The first officer was flying the departure as a new employee of the charter operator, according to the final investigative report from Finland’s Safety Investigation Authority. Just before takeoff both pilots noticed compass errors that they reset using the directional gyro mode. During the climb, the compass mode was switched back to normal. Almost immediately, the crew received an “autopilot stabilizer trim failure” light, as well as an “autopilot holding nose down” light.
The first officer relinquished control of the airplane to the captain and began to run the checklist for the failures. The captain firmly gripped the control wheel and turned off the autopilot, but the aircraft’s nose immediately pitched up and was followed by a seven-second series of oscillations before the captain regained control.
After landing back at Moscow, the pilot–following company procedures–pulled the circuit breaker to protect the cockpit voice recorder.
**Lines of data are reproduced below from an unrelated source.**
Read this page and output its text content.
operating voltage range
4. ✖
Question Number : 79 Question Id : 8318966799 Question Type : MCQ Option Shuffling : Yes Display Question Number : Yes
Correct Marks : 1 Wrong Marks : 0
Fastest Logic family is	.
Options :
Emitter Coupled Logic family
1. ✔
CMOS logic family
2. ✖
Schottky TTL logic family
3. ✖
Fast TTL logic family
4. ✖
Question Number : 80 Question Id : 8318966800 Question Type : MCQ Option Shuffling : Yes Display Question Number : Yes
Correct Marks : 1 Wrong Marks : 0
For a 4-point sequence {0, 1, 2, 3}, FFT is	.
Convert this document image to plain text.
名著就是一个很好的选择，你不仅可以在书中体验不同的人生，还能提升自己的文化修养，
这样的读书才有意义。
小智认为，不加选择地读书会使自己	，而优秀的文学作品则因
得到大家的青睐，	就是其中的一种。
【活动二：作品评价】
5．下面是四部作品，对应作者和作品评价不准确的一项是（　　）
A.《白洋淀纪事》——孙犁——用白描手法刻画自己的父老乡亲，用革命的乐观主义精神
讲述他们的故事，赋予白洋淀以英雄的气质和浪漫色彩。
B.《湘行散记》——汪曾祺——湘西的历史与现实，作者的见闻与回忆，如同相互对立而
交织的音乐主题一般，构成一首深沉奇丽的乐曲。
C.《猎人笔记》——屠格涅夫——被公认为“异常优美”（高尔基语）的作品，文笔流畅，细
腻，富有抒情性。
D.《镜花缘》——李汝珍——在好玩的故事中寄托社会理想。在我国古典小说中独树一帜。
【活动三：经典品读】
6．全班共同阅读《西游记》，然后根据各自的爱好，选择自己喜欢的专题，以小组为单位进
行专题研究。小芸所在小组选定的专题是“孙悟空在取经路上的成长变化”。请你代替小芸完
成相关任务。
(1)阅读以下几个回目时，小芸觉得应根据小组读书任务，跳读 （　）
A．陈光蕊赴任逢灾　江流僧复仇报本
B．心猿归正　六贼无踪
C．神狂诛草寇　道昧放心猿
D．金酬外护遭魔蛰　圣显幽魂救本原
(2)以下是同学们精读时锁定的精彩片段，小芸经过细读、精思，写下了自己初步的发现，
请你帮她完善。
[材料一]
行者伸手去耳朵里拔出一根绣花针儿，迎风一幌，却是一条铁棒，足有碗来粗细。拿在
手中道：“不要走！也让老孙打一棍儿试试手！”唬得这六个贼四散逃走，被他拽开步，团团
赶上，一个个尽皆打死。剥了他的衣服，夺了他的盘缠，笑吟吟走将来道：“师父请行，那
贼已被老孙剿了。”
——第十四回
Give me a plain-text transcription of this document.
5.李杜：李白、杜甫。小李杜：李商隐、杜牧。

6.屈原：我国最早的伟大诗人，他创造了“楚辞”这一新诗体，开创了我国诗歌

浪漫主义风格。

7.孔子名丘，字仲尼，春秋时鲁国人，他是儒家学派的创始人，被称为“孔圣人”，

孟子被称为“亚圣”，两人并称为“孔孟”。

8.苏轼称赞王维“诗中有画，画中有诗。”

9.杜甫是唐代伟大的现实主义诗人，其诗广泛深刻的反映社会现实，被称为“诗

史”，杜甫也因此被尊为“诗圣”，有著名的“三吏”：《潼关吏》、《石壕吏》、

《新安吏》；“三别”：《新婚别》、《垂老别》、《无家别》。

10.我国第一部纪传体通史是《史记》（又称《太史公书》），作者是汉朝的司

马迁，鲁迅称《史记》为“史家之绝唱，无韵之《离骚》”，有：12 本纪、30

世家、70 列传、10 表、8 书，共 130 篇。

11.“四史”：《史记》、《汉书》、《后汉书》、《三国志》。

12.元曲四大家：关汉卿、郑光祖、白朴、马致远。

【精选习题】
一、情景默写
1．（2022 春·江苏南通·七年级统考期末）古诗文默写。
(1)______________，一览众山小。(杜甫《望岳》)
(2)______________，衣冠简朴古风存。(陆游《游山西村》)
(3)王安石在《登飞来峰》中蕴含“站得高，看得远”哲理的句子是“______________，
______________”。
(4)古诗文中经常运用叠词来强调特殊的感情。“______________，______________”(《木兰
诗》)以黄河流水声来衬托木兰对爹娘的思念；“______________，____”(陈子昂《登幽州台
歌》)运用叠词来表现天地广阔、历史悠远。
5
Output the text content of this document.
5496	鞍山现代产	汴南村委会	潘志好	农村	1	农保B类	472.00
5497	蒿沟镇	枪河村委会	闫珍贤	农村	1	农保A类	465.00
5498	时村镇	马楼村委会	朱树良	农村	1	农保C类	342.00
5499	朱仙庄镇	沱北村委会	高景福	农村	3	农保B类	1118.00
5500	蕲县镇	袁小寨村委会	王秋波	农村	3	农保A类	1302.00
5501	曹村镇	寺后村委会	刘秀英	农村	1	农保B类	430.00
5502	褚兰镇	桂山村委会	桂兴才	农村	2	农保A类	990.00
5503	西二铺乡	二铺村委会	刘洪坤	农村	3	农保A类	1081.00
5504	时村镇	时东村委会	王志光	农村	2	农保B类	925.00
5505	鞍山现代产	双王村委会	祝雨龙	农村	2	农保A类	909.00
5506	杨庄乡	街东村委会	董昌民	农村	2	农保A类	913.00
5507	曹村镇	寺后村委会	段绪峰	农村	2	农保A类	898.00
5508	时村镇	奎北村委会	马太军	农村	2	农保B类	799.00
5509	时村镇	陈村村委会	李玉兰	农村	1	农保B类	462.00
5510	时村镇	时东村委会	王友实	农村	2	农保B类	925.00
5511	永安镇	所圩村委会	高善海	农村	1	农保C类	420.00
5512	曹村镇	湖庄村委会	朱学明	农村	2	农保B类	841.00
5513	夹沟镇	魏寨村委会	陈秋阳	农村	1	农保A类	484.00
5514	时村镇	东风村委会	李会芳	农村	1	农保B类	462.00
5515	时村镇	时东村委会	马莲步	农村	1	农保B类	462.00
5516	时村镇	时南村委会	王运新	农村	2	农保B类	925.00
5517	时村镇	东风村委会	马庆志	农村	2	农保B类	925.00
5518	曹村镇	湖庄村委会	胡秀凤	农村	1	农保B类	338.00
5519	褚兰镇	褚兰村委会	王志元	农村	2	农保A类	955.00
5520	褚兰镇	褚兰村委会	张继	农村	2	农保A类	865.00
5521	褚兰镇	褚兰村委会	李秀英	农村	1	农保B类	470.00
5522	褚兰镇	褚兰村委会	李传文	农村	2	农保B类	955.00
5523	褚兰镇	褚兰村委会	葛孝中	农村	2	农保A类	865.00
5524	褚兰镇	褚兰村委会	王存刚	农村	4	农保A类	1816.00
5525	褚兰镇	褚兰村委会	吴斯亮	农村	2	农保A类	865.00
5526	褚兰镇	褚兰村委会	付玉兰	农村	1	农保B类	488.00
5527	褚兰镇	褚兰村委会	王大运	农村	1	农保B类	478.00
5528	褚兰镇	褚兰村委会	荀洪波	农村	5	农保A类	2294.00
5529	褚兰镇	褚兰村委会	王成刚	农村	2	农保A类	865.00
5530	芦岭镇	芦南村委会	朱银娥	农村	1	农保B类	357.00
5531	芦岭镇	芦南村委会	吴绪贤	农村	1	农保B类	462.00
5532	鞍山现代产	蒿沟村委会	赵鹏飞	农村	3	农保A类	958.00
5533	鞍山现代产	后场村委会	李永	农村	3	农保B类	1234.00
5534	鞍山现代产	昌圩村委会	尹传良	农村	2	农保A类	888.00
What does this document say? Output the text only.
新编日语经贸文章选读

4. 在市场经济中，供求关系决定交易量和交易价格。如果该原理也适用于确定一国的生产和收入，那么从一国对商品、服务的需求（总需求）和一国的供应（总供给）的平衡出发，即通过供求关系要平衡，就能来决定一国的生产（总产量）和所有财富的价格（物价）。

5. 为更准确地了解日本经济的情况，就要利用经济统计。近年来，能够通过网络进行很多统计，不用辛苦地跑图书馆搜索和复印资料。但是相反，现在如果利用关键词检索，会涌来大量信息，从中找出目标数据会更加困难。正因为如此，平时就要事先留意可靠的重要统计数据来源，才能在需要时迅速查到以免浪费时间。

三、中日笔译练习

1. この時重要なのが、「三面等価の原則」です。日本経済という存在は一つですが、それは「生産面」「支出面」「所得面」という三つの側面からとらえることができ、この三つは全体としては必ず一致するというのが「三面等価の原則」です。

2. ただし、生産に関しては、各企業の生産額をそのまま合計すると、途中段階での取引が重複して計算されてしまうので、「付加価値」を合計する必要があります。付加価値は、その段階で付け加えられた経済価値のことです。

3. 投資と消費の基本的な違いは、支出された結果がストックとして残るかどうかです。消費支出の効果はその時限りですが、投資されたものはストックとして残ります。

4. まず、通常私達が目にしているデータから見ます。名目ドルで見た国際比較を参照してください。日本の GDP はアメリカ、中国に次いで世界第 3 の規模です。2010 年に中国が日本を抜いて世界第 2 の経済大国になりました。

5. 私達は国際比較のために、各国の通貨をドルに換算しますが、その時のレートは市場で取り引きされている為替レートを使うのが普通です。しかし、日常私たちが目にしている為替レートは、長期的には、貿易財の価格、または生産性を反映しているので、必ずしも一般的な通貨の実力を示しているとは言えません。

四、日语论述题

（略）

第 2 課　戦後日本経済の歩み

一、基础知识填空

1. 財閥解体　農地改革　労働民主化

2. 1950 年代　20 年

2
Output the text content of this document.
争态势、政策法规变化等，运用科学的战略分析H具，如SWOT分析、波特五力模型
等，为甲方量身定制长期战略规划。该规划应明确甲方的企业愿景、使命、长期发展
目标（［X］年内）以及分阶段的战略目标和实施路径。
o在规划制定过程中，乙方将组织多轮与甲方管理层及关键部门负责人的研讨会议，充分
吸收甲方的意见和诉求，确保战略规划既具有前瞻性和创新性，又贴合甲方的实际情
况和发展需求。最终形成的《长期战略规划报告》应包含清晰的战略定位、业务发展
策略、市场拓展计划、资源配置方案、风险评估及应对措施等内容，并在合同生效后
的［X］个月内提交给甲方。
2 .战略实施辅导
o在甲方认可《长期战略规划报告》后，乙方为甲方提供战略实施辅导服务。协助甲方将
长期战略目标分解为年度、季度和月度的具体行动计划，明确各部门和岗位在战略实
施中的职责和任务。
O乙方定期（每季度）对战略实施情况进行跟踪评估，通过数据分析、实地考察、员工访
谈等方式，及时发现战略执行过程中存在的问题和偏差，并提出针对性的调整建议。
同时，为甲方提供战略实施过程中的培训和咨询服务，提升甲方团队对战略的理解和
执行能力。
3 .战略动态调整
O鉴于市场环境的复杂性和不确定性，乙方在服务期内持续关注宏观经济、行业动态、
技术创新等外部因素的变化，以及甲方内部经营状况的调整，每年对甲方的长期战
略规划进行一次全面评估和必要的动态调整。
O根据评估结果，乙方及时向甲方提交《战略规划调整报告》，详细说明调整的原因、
The CVR was later found to be blank. The investigation determined that the first officer’s flight director had not been configured properly before takeoff and that he incorrectly used the takeoff-go-around button after takeoff to try to resync the system. The sync attempt occurred just as the aircraft was about to level off at a pre-assigned altitude, resulting in the error messages. Although the failure checklist limited the aircraft to a 250-knot maximum speed, the crew allowed the aircraft to accelerate to 300 knots.
The Finnish investigators classified this as an accident and attributed the cause to the following factors: the first officer’s failure to set the flight director properly before takeoff and incorrect setting of the heading bug before takeoff; seat-belt signs turned off by the captain during the climb despite the potential for aircraft control problems, as well as the captain’s overcorrecting the aircraft’s pitch angle after autopilot disconnection; and overall inadequate situational analysis.